In 2018, Matthews was featured along with his wife Casey on Tanked. In their aforementioned Calabasas, California estate, an 800-gallon aquarium was installed in his home library, next to his framed uniform worn in Super Bowl XLV.
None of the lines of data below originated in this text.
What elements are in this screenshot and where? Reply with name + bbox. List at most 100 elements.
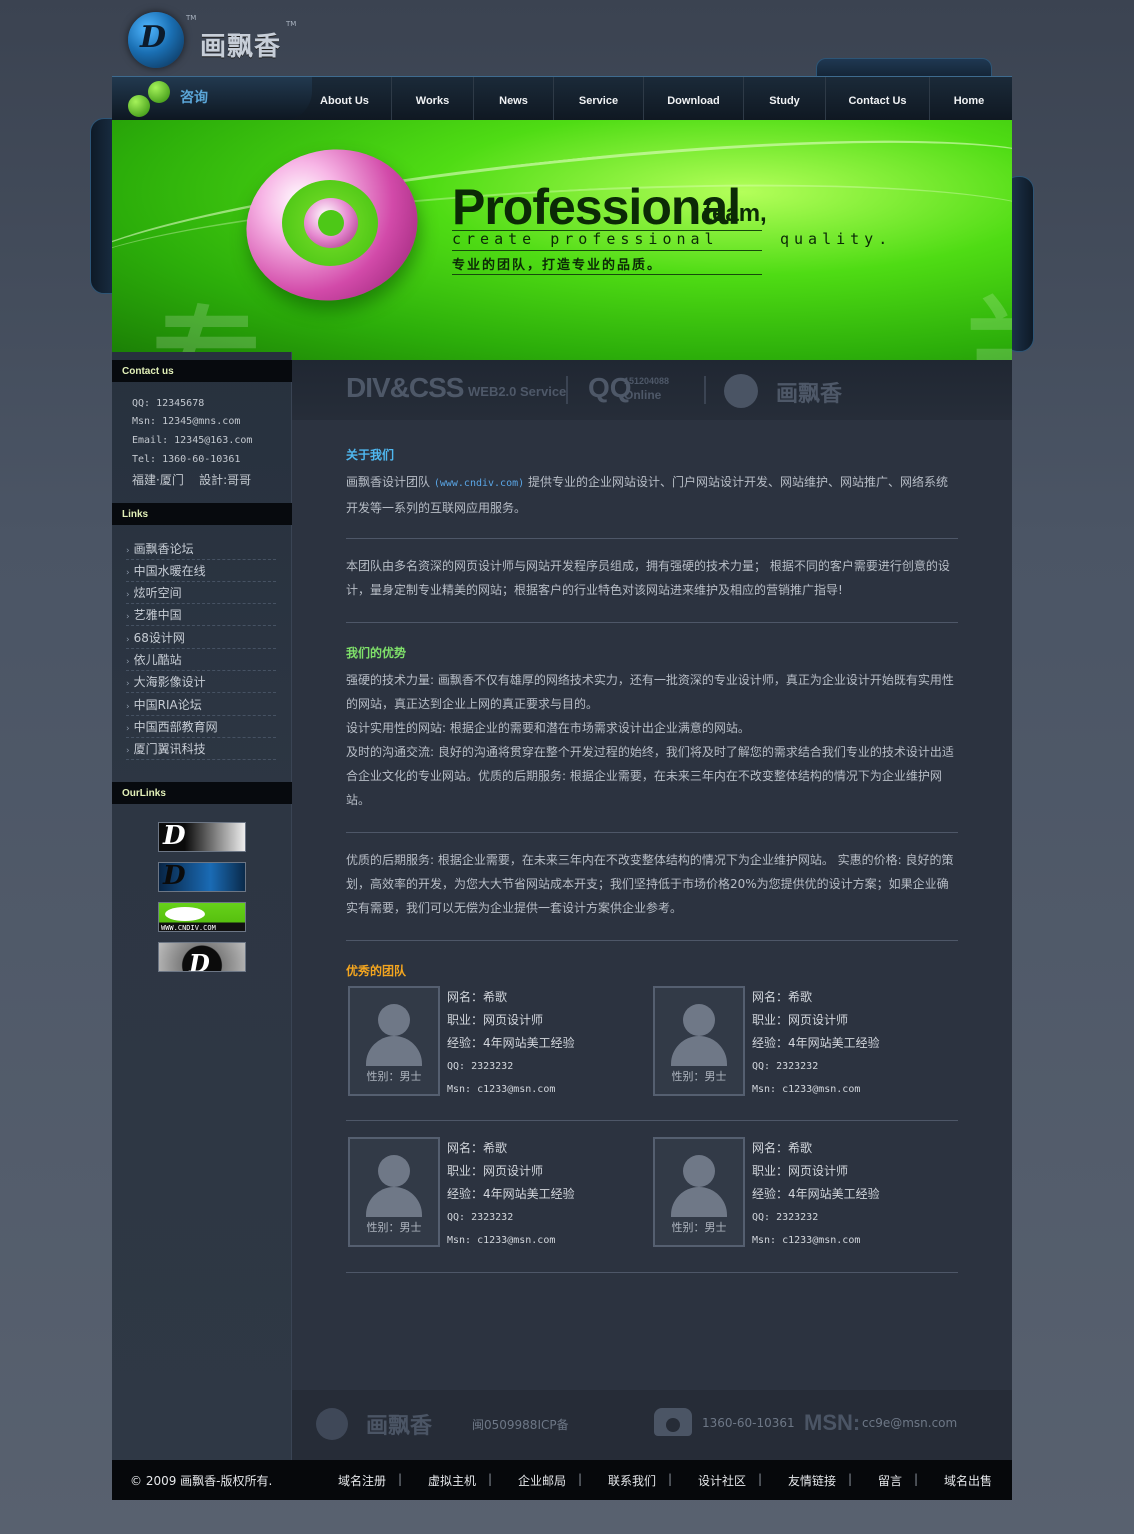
member-photo[interactable]: 性别：男士 <box>653 986 745 1096</box>
ourlink-banner[interactable]: WWW.CNDIV.COM <box>158 902 246 932</box>
member-job: 职业：网页设计师 <box>447 1164 544 1178</box>
member-photo[interactable]: 性别：男士 <box>348 986 440 1096</box>
divider <box>346 1120 958 1121</box>
ourlink-banner[interactable]: D <box>158 822 246 852</box>
sidebar-link[interactable]: › 中国西部教育网 <box>126 716 276 738</box>
nav-contact-us[interactable]: Contact Us <box>826 77 930 121</box>
member-msn: Msn: c1233@msn.com <box>752 1084 861 1095</box>
links-heading: Links <box>112 503 292 525</box>
member-gender: 性别：男士 <box>366 1221 422 1234</box>
footer-link[interactable]: 设计社区 <box>698 1472 746 1489</box>
footer-logo-name: 画飘香 <box>366 1414 433 1439</box>
contact-location: 福建·厦门 設計:哥哥 <box>132 473 252 487</box>
footer-link[interactable]: 企业邮局 <box>518 1472 566 1489</box>
member-job: 职业：网页设计师 <box>447 1013 544 1027</box>
member-photo[interactable]: 性别：男士 <box>348 1137 440 1247</box>
link-label: 68设计网 <box>133 631 185 645</box>
contact-email: Email: 12345@163.com <box>132 435 253 446</box>
footer-link[interactable]: 域名注册 <box>338 1472 386 1489</box>
main-content: DIV&CSS WEB2.0 Service QQ 151204088 Onli… <box>292 360 1012 1460</box>
sidebar-link[interactable]: › 大海影像设计 <box>126 671 276 693</box>
divider <box>346 832 958 833</box>
logo-circle-icon <box>316 1408 348 1440</box>
logo-d-icon: D <box>163 862 186 891</box>
footer-phone: 1360-60-10361 <box>702 1416 795 1430</box>
banner-rule <box>452 274 762 275</box>
icp-number: 闽0509988ICP备 <box>472 1418 569 1432</box>
contact-heading: Contact us <box>112 360 292 382</box>
arrow-right-icon: › <box>126 612 130 622</box>
ourlink-banner[interactable]: D <box>158 942 246 972</box>
nav-about-us[interactable]: About Us <box>298 77 392 121</box>
sidebar-link[interactable]: › 炫听空间 <box>126 582 276 604</box>
nav-works[interactable]: Works <box>392 77 474 121</box>
nav-study[interactable]: Study <box>744 77 826 121</box>
footer-link[interactable]: 联系我们 <box>608 1472 656 1489</box>
contact-tel: Tel: 1360-60-10361 <box>132 454 241 465</box>
site-logo[interactable]: D TM 画飘香 TM <box>124 8 324 70</box>
nav-download[interactable]: Download <box>644 77 744 121</box>
avatar-body-icon <box>366 1036 422 1066</box>
member-name: 网名：希歌 <box>447 990 508 1004</box>
arrow-right-icon: › <box>126 546 130 556</box>
avatar-body-icon <box>671 1036 727 1066</box>
site-url-link[interactable]: (www.cndiv.com) <box>434 478 524 489</box>
footer-link[interactable]: 留言 <box>878 1472 902 1489</box>
arrow-right-icon: › <box>126 635 130 645</box>
nav-news[interactable]: News <box>474 77 554 121</box>
nav-home[interactable]: Home <box>930 77 1008 121</box>
arrow-right-icon: › <box>126 657 130 667</box>
divider: | <box>668 1472 673 1486</box>
contact-qq: QQ: 12345678 <box>132 398 205 409</box>
member-exp: 经验：4年网站美工经验 <box>447 1036 575 1050</box>
about-paragraph: 画飘香设计团队 (www.cndiv.com) 提供专业的企业网站设计、门户网站… <box>346 470 958 520</box>
logo-name: 画飘香 <box>200 32 282 62</box>
trademark: TM <box>186 14 197 22</box>
sidebar-link[interactable]: › 中国水暖在线 <box>126 560 276 582</box>
sidebar-link[interactable]: › 艺雅中国 <box>126 604 276 626</box>
member-qq: QQ: 2323232 <box>447 1061 514 1072</box>
banner-title-suffix: team, <box>704 200 767 227</box>
about-text: 画飘香设计团队 <box>346 475 434 489</box>
consult-area[interactable]: 咨询 <box>112 77 312 121</box>
member-qq: QQ: 2323232 <box>752 1061 819 1072</box>
sidebar-link[interactable]: › 中国RIA论坛 <box>126 694 276 716</box>
divider <box>704 376 706 404</box>
about-paragraph-2: 本团队由多名资深的网页设计师与网站开发程序员组成，拥有强硬的技术力量； 根据不同… <box>346 559 950 597</box>
logo-d-icon: D <box>189 949 210 972</box>
link-label: 艺雅中国 <box>133 608 182 622</box>
sidebar-link[interactable]: › 依儿酷站 <box>126 649 276 671</box>
footer-link[interactable]: 虚拟主机 <box>428 1472 476 1489</box>
logo-circle-icon <box>724 374 758 408</box>
divider: | <box>398 1472 403 1486</box>
at-sign-icon <box>232 133 432 317</box>
link-label: 画飘香论坛 <box>133 542 194 556</box>
trademark: TM <box>286 20 297 28</box>
member-msn: Msn: c1233@msn.com <box>752 1235 861 1246</box>
member-msn: Msn: c1233@msn.com <box>447 1084 556 1095</box>
sidebar-link[interactable]: › 画飘香论坛 <box>126 538 276 560</box>
bottom-bar: © 2009 画飘香-版权所有. 域名注册 | 虚拟主机 | 企业邮局 | 联系… <box>112 1460 1012 1500</box>
avatar-body-icon <box>671 1187 727 1217</box>
link-label: 炫听空间 <box>133 586 182 600</box>
sidebar-link[interactable]: › 68设计网 <box>126 627 276 649</box>
footer-msn: cc9e@msn.com <box>862 1416 958 1430</box>
member-photo[interactable]: 性别：男士 <box>653 1137 745 1247</box>
msn-label: MSN: <box>804 1410 861 1435</box>
div-css-label: DIV&CSS <box>346 372 464 403</box>
divider <box>346 940 958 941</box>
member-gender: 性别：男士 <box>366 1070 422 1083</box>
ourlink-banner[interactable]: D <box>158 862 246 892</box>
sidebar-link[interactable]: › 厦门翼讯科技 <box>126 738 276 760</box>
divider <box>346 538 958 539</box>
nav-service[interactable]: Service <box>554 77 644 121</box>
link-label: 中国水暖在线 <box>133 564 206 578</box>
footer-link[interactable]: 友情链接 <box>788 1472 836 1489</box>
member-job: 职业：网页设计师 <box>752 1013 849 1027</box>
strip-logo-name: 画飘香 <box>776 382 843 407</box>
arrow-right-icon: › <box>126 679 130 689</box>
footer-link[interactable]: 域名出售 <box>944 1472 992 1489</box>
arrow-right-icon: › <box>126 590 130 600</box>
link-label: 厦门翼讯科技 <box>133 742 206 756</box>
telephone-icon <box>654 1408 692 1436</box>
Main commercial sponsorships for Matthews during his NFL career included: Nike, Gillette, Verizon, Old Spice, Jack Link's Beef Jerky, Campbell Soup Company, Hyundai, Fathead, State Farm (alongside teammates Aaron Rodgers and B. J. Raji) and The Wonderful Company brand pistachios, even with a peanut allergy.

== Notes ==
1.Willie Davis has 99.5 vs Clay Matthews' 83.5 sacks, according to unofficial (pre-1982 season) stats.